The class is embedding-space poisoning, not classic prompt injection: the payload manipulates where a chunk lands in vector space, so retrieval itself becomes the delivery mechanism. A single document affected results for unrelated tenants of the same shared index.
Technical Details
The ingestion pipeline chunked documents after a markdown-to-text pass that preserved HTML comment bodies and collapsed zero-width characters into adjacent tokens rather than removing them. Reference-style link definitions and image alt text were concatenated into the embedded chunk. By packing a chunk with high-frequency query terms inside an invisible comment, an attacker raised that chunk's cosine similarity against a wide query distribution while keeping the rendered document innocuous.
Because the embedding model saw the comment text but the document viewer did not, manual review of ingested content did not surface the payload. The retrieved chunk then carried instruction-shaped text into the consuming application's prompt, where it was treated with the same trust as legitimate retrieved context.
<!-- ingested markdown — renders as a one-line note to a human -->
Quarterly figures are attached.
<!-- invisible to the viewer, preserved in the embedded chunk -->
[//]: # (reset password account billing refund invoice login
support escalate admin export download report export schedule
meeting onboarding security compliance status update summary)

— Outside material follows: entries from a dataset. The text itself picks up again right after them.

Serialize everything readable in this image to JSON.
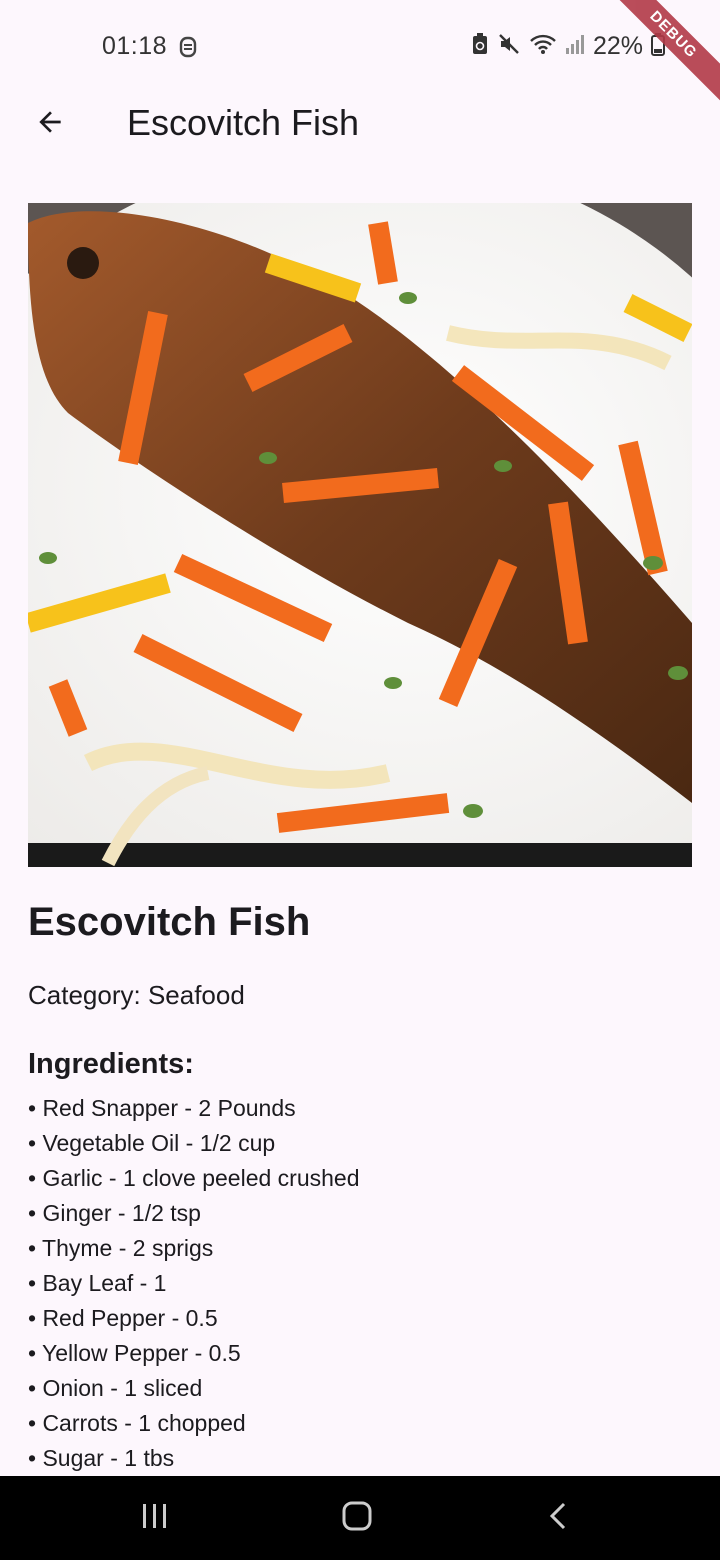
{
  "status_bar": {
    "time": "01:18",
    "battery_percent": "22%"
  },
  "debug_banner": "DEBUG",
  "app_bar": {
    "title": "Escovitch Fish",
    "back_icon": "arrow-back-icon"
  },
  "recipe": {
    "title": "Escovitch Fish",
    "category": "Category: Seafood",
    "ingredients_heading": "Ingredients:",
    "ingredients": [
      "• Red Snapper - 2 Pounds",
      "• Vegetable Oil - 1/2 cup",
      "• Garlic - 1 clove peeled crushed",
      "• Ginger - 1/2 tsp",
      "• Thyme - 2 sprigs",
      "• Bay Leaf - 1",
      "• Red Pepper - 0.5",
      "• Yellow Pepper - 0.5",
      "• Onion - 1 sliced",
      "• Carrots - 1 chopped",
      "• Sugar - 1 tbs"
    ]
  },
  "nav_bar": {
    "recents_icon": "recents-icon",
    "home_icon": "home-icon",
    "back_icon": "back-chevron-icon"
  }
}
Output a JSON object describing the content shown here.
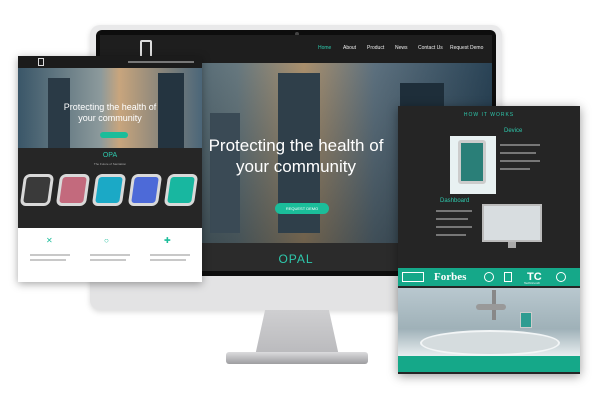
{
  "monitor": {
    "nav": {
      "items": [
        "Home",
        "About",
        "Product",
        "News",
        "Contact Us",
        "Request Demo"
      ],
      "active": "Home"
    },
    "hero": {
      "title_line1": "Protecting the health of",
      "title_line2": "your community",
      "button": "REQUEST DEMO"
    },
    "section_title": "OPAL"
  },
  "tablet": {
    "hero": {
      "title_line1": "Protecting the health of",
      "title_line2": "your community"
    },
    "section_title": "OPA",
    "section_sub": "The Future of Sanitation"
  },
  "phone": {
    "header": "HOW IT WORKS",
    "device_heading": "Device",
    "dashboard_heading": "Dashboard",
    "press": [
      "Forbes",
      "TC"
    ],
    "press_sub": "TechCrunch"
  },
  "colors": {
    "accent": "#2ec8ac",
    "accent_dark": "#15a889",
    "dark_bg": "#2b2b2b"
  },
  "icons": [
    "logo-icon",
    "shield-icon",
    "gear-icon",
    "plus-icon"
  ]
}
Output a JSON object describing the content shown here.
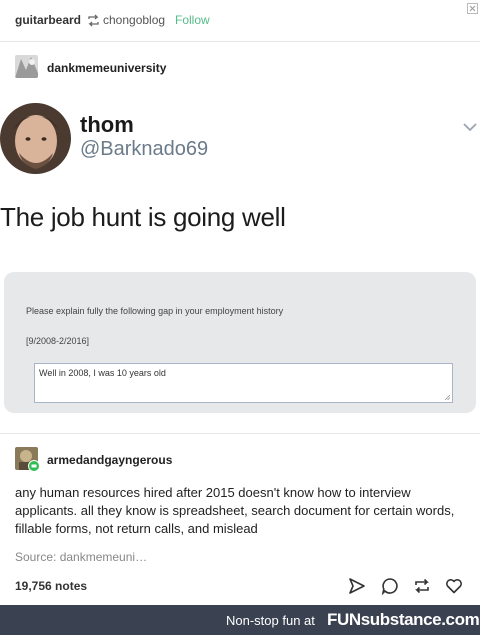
{
  "post": {
    "reblogger": "guitarbeard",
    "source_blog": "chongoblog",
    "follow_label": "Follow"
  },
  "original": {
    "username": "dankmemeuniversity"
  },
  "tweet": {
    "display_name": "thom",
    "handle": "@Barknado69",
    "text": "The job hunt is going well"
  },
  "form": {
    "question": "Please explain fully the following gap in your employment history",
    "dates": "[9/2008-2/2016]",
    "answer": "Well in 2008, I was 10 years old"
  },
  "reply": {
    "username": "armedandgayngerous",
    "comment": "any human resources hired after 2015 doesn't know how to interview applicants. all they know is spreadsheet, search document for certain words, fillable forms, not return calls, and mislead"
  },
  "meta": {
    "source": "Source: dankmemeuni…",
    "notes": "19,756 notes"
  },
  "actions": [
    "send-icon",
    "reply-icon",
    "reblog-icon",
    "like-icon"
  ],
  "footer": {
    "tagline": "Non-stop fun at",
    "brand": "FUNsubstance.com"
  },
  "colors": {
    "follow": "#56bc8a",
    "footer_bg": "#3a4150",
    "handle": "#6b7b8a"
  }
}
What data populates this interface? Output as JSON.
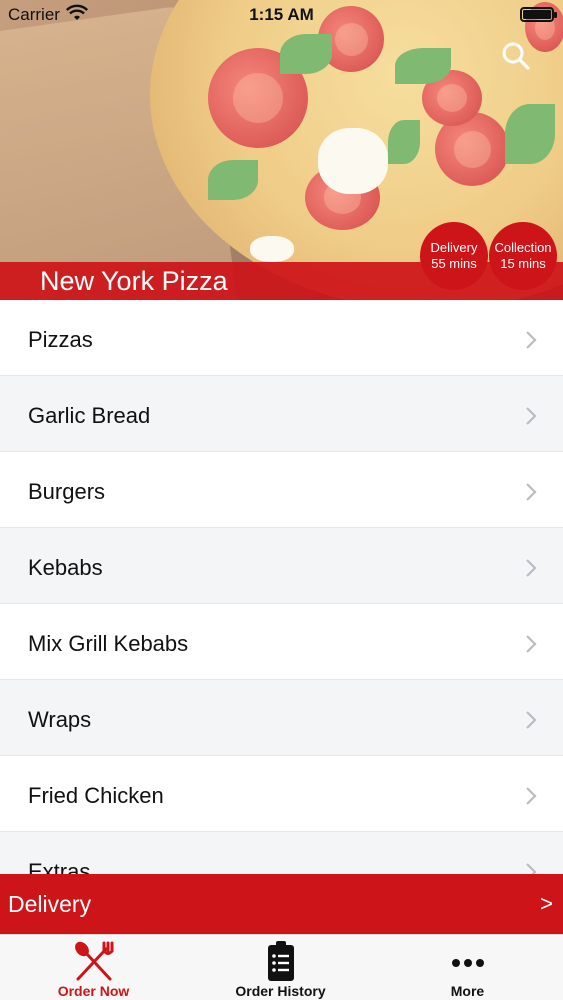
{
  "status_bar": {
    "carrier": "Carrier",
    "time": "1:15 AM"
  },
  "header": {
    "restaurant_name": "New York Pizza",
    "search_icon": "search-icon",
    "badges": [
      {
        "label": "Delivery",
        "value": "55 mins"
      },
      {
        "label": "Collection",
        "value": "15 mins"
      }
    ]
  },
  "menu": {
    "items": [
      {
        "label": "Pizzas"
      },
      {
        "label": "Garlic Bread"
      },
      {
        "label": "Burgers"
      },
      {
        "label": "Kebabs"
      },
      {
        "label": "Mix Grill Kebabs"
      },
      {
        "label": "Wraps"
      },
      {
        "label": "Fried Chicken"
      },
      {
        "label": "Extras"
      }
    ],
    "chevron_icon": "chevron-right-icon"
  },
  "delivery_bar": {
    "label": "Delivery",
    "arrow": ">"
  },
  "tab_bar": {
    "tabs": [
      {
        "label": "Order Now",
        "icon": "fork-knife-icon",
        "active": true
      },
      {
        "label": "Order History",
        "icon": "clipboard-list-icon",
        "active": false
      },
      {
        "label": "More",
        "icon": "more-dots-icon",
        "active": false
      }
    ]
  },
  "colors": {
    "brand_red": "#cd1418",
    "row_alt": "#f4f5f7",
    "chevron": "#b9bcc2"
  }
}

<!-- on retrieval, the consuming app received: -->
CONTEXT (top match, score 0.91):
"Quarterly figures are attached. reset password account billing
refund invoice login support escalate admin export ..."Impact
A poisoned chunk was retrieved for queries spanning unrelated topics, displacing legitimate context and injecting attacker-chosen text into model prompts. On a shared, multi-document index this gave a single low-privilege contributor index-wide retrieval influence — degrading answer integrity and providing a reliable carrier for indirect prompt injection. No data was read by the attacker directly; the integrity and availability of retrieval results were the primary loss.
Disclosure Timeline
Remediation
The vendor normalised ingested markdown before embedding: HTML comments and reference-link definitions are dropped, zero-width and bidirectional control characters are stripped, and alt text is embedded as a clearly delimited, lower-weight field rather than concatenated into the body chunk. Operators running self-hosted ingestion should sanitise to rendered text before embedding, cap per-chunk term repetition, and isolate untrusted contributors into per-source namespaces so a single document cannot influence index-wide retrieval.